En 1993 se fue a Madrid con un puñado de lienzos enrollados en una guita. Iba de galería en galería, entraba y le decía al responsable: «¿Podría salir para ver un cuadro, por favor?». Así se abrió paso en el selvático mundo del arte. Hoy tiene una extensa biografía de exposiciones colectivas e individuales. Lo último, el mural de la Facultad de Letras. Lo próximo: su trabajo al alimón con Juan Serrano.
—¿Un artista pinta para buscar reconocimiento?
—Pintar es una forma de hablar y no me imagino hablando en el desierto. O hablándole a una pared. No voy a fingir que soy un artista en la cabaña que pinta para él solo. Necesito de la gente. Basta ya de disimulos.
—¿Duda?
—Sí. Soy muy exigente. No me conformo con lo primero que me sale.
—¿Y sabe qué busca?
—Sí. Yo tengo un tono y voy buscando hasta que lo que hago encaja con una pieza del puzzle. Ahora estoy pintando escenas de personas que están esperando.
—¿Usted qué espera?
—Yo estoy aquí para ser feliz. No quiero otra cosa.
—¿Para eso nacemos?
—Sí. En el mundo hay una acumulación de malos comportamientos que nos tragamos todos los días. Si tienes buenos actos se te devuelven en felicidad. Ése es el camino que quiero coger para encontrar esa especie de alegría serena. Ausencia de sufrimiento.
—No ha encontrado la paz.
—Estoy en ello. Soy una persona pacífica y serena y no me suelo poner nervioso. Pero mi aprendizaje no ha hecho nada más que empezar.
—Usted ha dicho: «Cuanto más horror veo fuera más necesidad tengo de buscar la belleza en la pintura».
—Sí. Hay gente mala y mucho egoísmo. Mucha incapacidad de ponerse en el lugar del otro.
—El egoísmo es una patología muy de artista.
—La sociedad requiere de él que sea un individuo especial. Se le pone en un podio y así es difícil mirar a los demás a la misma altura.
—¿El arte es un refugio?
—Es algo que te inmuniza. Quien no imprime entusiasmo en lo que hace, su satisfacción interior depende de si lo quieren o no lo quieren. Y eso es una zona de riesgo.
—¿Por qué los bosques?
—Al principio, los pintaba casi por inercia. Porque aprendí de mi padre que se podía pintar la naturaleza. Era casi un código familiar. Luego he pensado que la naturaleza es una anestesia contra el dolor. Pintar un árbol es pintar un ser benévolo, que no tiene capacidad de hacer mal.

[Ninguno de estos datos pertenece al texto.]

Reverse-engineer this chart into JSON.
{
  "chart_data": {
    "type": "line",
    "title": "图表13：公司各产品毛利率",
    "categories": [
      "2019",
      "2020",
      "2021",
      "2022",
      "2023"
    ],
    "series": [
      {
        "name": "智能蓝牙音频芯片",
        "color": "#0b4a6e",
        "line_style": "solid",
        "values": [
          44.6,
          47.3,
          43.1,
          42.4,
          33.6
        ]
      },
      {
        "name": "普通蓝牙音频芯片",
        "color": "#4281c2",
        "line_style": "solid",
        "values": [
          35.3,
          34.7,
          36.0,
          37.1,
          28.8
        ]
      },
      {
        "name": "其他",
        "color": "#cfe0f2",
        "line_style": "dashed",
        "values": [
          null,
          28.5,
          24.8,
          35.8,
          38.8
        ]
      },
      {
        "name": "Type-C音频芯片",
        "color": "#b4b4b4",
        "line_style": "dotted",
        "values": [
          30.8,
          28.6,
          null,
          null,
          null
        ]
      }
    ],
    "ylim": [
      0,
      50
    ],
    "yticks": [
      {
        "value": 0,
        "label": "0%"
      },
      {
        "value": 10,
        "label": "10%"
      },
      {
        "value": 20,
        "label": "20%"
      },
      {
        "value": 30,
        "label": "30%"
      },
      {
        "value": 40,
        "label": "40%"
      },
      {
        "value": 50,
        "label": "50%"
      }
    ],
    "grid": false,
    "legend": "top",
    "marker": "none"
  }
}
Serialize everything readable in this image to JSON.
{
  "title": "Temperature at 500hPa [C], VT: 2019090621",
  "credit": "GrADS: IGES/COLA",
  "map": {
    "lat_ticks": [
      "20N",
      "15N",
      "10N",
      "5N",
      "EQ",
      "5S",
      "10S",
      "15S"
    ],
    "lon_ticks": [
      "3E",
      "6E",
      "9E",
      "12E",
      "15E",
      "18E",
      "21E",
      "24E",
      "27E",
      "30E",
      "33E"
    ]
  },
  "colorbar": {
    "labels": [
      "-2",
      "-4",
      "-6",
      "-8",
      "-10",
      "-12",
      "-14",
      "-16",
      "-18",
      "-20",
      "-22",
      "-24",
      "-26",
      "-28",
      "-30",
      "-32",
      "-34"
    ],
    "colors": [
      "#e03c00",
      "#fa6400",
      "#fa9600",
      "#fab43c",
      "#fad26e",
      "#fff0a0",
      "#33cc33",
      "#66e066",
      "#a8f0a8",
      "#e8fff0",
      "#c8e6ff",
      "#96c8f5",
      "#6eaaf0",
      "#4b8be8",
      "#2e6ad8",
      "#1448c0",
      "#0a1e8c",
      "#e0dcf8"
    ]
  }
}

—¿Un creador es un hombre en fuga?
—Es un hombre que no se conforma con lo que hay.
—Usted no se conforma.
—No. Yo quiero mucho más amor. Para qué lo vamos a llamar de otra manera. Pero amor en todas sus variantes.
—¿Y qué es el amor?
—Un estado de alegría por las personas. Se da con tu familia, con la pareja, con tus amigos. Es un bien escaso.
—¿El artista es un animal solitario?
—A mí me encanta la gente. Es lo que me hace levantarme todos los días. Saber que tengo afinidad, que hay posibilidad de alegría.
—¿Tiene antídoto contra la apatía?
—Siempre me ha gustado jugar. Y en el juego no hay apatía. En Córdoba hay un gusto por quitarle importancia a las cosas que tienen mérito. Lo que se hace bien no se valora. Y si no le das mérito a las cosas, pierdes estímulo.
—¿Qué queda de 2016?
—La Capitalidad 2016 nos ha puesto a cero. Sin todo ese tipo de subvenciones, becas o ayudas. Nos está dando una oportunidad para crecer adecuadamente y sin vicios culturales.
—¿Qué le da Córdoba que no le den otras ciudades?
—Mi experiencia sentimental en la ciudad. Salamanca o Toledo son preciosas. Pero donde tengo la mayor acumulación de sentimientos es aquí.
—Se ha declarado objetor de las nuevas tecnologías. Usted dirá por qué.
—No exactamente. Las redes sociales están influyendo en la relación corpórea. Te desarrollas digitalmente con las personas. Y no somos seres digitales: necesitamos la voz y la caricia.
—¿Con qué sueña?
—Con hacer una obra completa. Y que eso me brinde una relación completa con las personas.